It was in February 2012 when I received a text from Peter, my longtime friend from childhood and volunteering partner at a local NGO- “I honestly don’t know why I even told my parents I’m gay even though I live in one of the most homophobic countries in the world,” he said.


” I was literally kicked out the house and my Dad threatened to kill me if I ever go back home.

Now I’m at a friend’s place. I told him and his family that my parents are on vacation and I’d have to crash at their place for a few days. I can’t stay at my friends place forever. And honestly, I don’t know what to do. I Just want to kill myself. I honestly have no clue what to do. No friends that I can to talk to about this. I can’t go to my relatives because my parents must have told them about me being gay. I can’t believe one mistake has caused this – I am so done.”

Reading this text broke my heart and I texted him back “Please don’t give up! Let me call you in a few we talk.”

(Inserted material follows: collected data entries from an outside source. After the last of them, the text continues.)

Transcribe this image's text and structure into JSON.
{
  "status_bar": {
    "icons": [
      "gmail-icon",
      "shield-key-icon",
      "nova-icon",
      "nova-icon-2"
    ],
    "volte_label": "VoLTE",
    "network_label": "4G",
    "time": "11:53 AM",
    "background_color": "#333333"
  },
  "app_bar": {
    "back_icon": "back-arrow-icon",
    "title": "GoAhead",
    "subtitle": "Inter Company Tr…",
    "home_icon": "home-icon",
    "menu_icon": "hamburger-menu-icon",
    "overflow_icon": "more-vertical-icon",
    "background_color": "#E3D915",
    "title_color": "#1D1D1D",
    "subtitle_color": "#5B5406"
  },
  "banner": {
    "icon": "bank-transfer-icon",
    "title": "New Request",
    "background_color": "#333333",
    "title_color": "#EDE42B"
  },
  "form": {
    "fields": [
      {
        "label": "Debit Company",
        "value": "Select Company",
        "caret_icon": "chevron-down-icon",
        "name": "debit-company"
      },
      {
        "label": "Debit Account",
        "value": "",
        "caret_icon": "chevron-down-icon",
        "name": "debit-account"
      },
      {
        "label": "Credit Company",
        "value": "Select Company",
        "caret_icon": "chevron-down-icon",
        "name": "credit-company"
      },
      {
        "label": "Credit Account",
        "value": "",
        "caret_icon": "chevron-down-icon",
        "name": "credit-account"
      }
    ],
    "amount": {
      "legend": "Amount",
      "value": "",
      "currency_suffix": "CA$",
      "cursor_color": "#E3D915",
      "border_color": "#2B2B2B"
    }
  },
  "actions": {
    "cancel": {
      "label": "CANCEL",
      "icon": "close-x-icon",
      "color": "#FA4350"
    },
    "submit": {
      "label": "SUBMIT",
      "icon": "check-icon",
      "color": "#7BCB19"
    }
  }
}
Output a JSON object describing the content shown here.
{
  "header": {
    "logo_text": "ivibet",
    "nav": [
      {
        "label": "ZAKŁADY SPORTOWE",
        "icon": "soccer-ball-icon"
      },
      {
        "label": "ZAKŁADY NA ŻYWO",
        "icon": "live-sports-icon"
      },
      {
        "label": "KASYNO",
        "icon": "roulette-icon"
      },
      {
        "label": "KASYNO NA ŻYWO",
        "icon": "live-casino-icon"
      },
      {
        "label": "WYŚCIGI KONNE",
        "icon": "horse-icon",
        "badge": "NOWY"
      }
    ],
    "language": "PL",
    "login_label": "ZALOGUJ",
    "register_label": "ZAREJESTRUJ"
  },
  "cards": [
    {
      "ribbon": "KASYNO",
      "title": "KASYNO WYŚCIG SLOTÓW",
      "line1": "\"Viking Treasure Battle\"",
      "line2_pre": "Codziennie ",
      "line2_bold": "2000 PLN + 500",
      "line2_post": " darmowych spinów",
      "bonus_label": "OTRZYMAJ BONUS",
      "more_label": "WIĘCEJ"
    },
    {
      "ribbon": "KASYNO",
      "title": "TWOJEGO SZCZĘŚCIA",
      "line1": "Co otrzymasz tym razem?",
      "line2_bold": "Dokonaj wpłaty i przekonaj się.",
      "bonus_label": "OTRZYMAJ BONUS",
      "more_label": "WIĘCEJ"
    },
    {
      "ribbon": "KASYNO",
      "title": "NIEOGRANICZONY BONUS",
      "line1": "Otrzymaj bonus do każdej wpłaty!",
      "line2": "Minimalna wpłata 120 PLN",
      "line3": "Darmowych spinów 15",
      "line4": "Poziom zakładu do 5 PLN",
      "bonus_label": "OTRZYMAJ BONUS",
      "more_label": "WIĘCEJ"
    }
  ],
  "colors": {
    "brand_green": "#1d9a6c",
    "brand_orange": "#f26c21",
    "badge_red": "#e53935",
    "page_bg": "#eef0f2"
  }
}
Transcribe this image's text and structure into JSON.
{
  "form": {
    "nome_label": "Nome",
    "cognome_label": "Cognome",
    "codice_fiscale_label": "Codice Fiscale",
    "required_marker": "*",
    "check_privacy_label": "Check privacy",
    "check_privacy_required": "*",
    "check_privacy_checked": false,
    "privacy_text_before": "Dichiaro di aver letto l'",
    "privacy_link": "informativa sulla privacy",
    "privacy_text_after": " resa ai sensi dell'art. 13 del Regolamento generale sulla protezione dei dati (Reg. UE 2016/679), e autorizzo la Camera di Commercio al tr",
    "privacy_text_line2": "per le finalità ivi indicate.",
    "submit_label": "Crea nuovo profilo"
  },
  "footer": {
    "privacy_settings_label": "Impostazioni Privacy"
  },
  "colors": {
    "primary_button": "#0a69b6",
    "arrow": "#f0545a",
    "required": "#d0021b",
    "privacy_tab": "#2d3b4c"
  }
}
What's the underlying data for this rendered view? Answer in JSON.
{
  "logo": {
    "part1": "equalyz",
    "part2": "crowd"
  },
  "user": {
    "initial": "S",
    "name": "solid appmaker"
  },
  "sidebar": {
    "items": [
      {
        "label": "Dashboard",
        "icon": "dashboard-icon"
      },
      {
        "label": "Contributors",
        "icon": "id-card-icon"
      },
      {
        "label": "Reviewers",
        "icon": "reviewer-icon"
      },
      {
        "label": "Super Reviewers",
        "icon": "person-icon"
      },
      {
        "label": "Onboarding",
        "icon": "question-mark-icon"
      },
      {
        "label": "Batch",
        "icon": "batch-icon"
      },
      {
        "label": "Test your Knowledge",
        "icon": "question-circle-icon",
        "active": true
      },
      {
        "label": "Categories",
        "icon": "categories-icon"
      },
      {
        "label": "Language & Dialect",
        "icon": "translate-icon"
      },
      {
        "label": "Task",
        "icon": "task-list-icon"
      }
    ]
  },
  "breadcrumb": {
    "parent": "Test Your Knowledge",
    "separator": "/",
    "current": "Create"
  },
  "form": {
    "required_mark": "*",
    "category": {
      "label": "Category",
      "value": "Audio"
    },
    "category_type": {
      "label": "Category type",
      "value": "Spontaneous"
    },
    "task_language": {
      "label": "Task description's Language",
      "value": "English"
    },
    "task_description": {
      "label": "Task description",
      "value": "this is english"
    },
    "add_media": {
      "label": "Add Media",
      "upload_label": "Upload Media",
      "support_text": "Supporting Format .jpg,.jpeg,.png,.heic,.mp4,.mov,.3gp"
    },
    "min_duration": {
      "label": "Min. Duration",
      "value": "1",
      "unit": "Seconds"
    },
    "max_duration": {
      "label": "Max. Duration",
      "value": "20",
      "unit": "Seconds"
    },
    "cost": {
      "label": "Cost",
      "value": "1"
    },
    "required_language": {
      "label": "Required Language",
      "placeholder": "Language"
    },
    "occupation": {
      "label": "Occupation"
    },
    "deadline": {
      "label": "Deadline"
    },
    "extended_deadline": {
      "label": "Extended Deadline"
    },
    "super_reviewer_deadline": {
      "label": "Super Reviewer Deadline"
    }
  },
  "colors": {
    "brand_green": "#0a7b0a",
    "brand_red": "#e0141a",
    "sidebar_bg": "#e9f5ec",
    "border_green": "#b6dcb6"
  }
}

In the process, I contacted my networks in the LGBTI Field and within no time, an American, who was doing a research on MSM health within Kisumu, reached out and offered to sponsor him.


He promised to connect him with people that could get Peter out of Kenya.

“I know you’re hurt and upset and in shock– you have been betrayed by the people who should love and accept you,” he told him through a mail.


“I know you feel suicidal– those feelings are natural. But they’re not permanent (I’ve also survived a suicide attempt, and much betrayal at the hands of my family). Please don’t give up!! try to carry on as much as you can – and help your friend’s family with chores and be useful. Show them your gratitude. If you decide you are ready to leave Kenya, I would gladly sponsor you and you may live with me here in the US. I’d expect you to finish your schooling, and I would be happy to mentor you for college or whatever you want to do as a career. Feel free to contact me. You have options. There are many here will support you with a few dollars, friendship, and good counsel. Hang in there!!”


The two emailed several times.

Peters friends’ parents demanded to know why he wasn’t on vacation. Fearing his parents would tell them what happened, he gave them an incorrect number. Because they were ‘uncomfortable’ with him staying with them, he knew he couldn’t stay there for long.


For some time, I thought Peter was on a good path until Hurther ( US Contact guy) contacted me to inquire if Peter was OK.


“The last message I heard from him was that his mother was helping him find his passport. His father had already come looking for him and it was clear they intended on doing something harmful to him. This young man is afraid and I hope that he is out of the danger now and contacts me soon.” Said Hurther. I tried reaching him too but to no avail. It like he had gone into hiding.

Two weeks later, Peters sister wrote on Facebook that “It is with a heavy heart that I must inform you that Peter has decided to take his own life.” he said.

“His body was found lifeless in his friend’s house along with a letter written as follows:

 “I’d like to thank all those have reached out to this past few weeks for your support and care. It has not been easy for me. As much as I would like to believe there is hope at the end of the tunnel, nothing can replace the rejection from family. I know I have let many people down, but it’s the only way I can truly find peace. Thank you all and may peace be with you.”


I was shocked, couldn’t respond but let my tears flow freely. I attended Peters funeral two weeks later and was more shocked to hear the Dad give a speech on why he doesn’t understand what could make his son take away his own life.

I felt like jumping on him with kicks and blows. I simply stood and left the function without a second thought. I miss my friend, I wish I did more to save his life, maybe he could still be here! May God have mercy on his soul to rest in peace till we meet again.


Douglas Otieno Owila,

Public Health Officer and Human Rights Activist.